Online sports betting specialists Sportingbet saw an increase in total revenue over the first quarter despite challenging conditions in Europe. A rise of 17% in total revenue for the entire group saw it hit £59.9million with much down to an increase in wagers Down Under. Aussie amounts wagered increased by 95% and contributed to net gaming revenue (NGR) increasing by 165% with the territory accounting for 38% of the group’s total revenue.
Following the disposal of the Turkish arm the group now accrues 40% of NGR from regulated markets with the figure set to rise 18% in territories where tax is being paid ahead of regulation. Over in Europe the firm saw wagers decrease by 4.8%, with challenging conditions in both Spain and Greece to blame. That blip on the radar was remedied by its “industry leading” in-play margin of 10.1% and it now accounts for 67% of wagers in Europe. The company’s mobile actives increased by 108% year-on-year reflect the industry-wide trend of growth in this area. Poker didn’t enjoy the best of quarters as revenue decreased by 29.6% to £2.5million, “despite the recent closure of the US facing businesses of some of our competitors.”
Online casino business 32Red has moved to limit unexpected downtime by signing a deal with Spook Ltd. 32Red will be given an early warning when environmental conditions at its data centre change and ultimately cause IT failure. “Given the nature of our business and the service we provide, the reliance on our IT infrastructure is extremely high”, Graham Campbell, 32Red IT Director, said.

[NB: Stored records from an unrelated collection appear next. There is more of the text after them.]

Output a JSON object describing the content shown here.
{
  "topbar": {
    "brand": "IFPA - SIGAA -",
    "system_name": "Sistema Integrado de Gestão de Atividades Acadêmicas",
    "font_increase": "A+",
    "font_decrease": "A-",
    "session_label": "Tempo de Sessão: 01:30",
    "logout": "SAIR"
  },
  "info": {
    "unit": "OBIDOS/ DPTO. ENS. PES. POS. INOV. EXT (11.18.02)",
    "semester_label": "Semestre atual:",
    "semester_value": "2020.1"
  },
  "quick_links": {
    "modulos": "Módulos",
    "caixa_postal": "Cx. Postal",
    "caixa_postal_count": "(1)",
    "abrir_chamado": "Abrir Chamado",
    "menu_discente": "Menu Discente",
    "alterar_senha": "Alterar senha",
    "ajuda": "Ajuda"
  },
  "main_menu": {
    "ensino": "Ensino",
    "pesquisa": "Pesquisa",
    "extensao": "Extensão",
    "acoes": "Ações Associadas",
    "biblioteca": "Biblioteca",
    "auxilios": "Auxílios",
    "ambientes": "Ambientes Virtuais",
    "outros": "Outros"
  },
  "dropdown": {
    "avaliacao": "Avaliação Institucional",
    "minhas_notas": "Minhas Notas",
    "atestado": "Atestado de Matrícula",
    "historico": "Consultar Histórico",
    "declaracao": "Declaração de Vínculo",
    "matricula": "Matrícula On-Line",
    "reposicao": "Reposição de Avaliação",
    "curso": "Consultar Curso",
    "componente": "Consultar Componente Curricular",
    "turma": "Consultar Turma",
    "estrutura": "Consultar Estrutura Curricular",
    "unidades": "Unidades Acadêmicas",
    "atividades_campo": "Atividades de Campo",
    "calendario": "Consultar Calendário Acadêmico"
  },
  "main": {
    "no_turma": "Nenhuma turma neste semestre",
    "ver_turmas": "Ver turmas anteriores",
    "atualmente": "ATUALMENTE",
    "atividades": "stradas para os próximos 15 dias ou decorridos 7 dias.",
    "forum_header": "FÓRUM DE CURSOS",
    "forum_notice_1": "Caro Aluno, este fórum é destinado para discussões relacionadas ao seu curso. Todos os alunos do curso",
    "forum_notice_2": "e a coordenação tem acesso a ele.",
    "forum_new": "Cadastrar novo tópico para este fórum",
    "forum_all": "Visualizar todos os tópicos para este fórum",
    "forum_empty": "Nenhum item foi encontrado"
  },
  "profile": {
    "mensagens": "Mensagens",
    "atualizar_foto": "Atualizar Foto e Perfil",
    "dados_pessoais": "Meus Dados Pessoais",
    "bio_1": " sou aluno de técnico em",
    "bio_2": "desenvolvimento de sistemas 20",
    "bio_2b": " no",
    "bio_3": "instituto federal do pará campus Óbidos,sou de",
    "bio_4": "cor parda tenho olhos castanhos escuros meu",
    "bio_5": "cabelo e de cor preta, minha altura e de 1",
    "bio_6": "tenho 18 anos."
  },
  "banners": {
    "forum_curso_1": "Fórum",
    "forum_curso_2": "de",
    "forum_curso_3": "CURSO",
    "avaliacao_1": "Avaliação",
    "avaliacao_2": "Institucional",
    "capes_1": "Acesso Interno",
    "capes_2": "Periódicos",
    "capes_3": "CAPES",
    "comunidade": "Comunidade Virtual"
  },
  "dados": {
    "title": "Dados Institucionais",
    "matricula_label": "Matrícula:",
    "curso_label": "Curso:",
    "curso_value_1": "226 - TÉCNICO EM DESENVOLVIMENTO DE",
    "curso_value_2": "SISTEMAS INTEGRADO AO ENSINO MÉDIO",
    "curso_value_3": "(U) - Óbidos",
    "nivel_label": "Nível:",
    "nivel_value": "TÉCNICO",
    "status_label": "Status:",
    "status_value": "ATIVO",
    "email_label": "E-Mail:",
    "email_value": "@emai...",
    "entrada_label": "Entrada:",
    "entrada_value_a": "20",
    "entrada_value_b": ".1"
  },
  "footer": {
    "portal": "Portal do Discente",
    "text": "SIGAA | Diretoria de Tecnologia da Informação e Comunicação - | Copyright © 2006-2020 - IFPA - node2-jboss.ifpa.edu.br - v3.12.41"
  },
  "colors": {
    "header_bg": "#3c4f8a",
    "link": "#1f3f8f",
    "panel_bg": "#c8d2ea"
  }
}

Technology is of utmost importance in the iGaming industry and if you have a product that fails it’s likely customers will go by the wayside as a result. The deal with Spook will see round-the-clock monitoring of various factors such as air conditioning outages, power failures and any water ingress. Campbell added: “Our server room contains over 100 servers, and is sensitive to any variation in temperature.”
This latest tidbit from 32Red follows the firm hooking up with age verification firm GB Group and goes to show that ensuring the customer and product are safe are both pivotal.
Canadian-based Amaya Gaming Group saw revenues for the third quarter skyrocket as their acquisition of Chartwell Games came to fruition. Revenue for the quarter was up 171% to CA$3.97million with the figure for the first nine months of the year up to CA$8.89m, an increase of 125%. These impressive figures were offset by net earnings coming to a loss of CA$1.8m, thanks to the costs attributed to start-ups in a number of different territories. The next set of results will be a better measure of any success they’ve so far enjoyed in Moldova, Kenya and Uganda.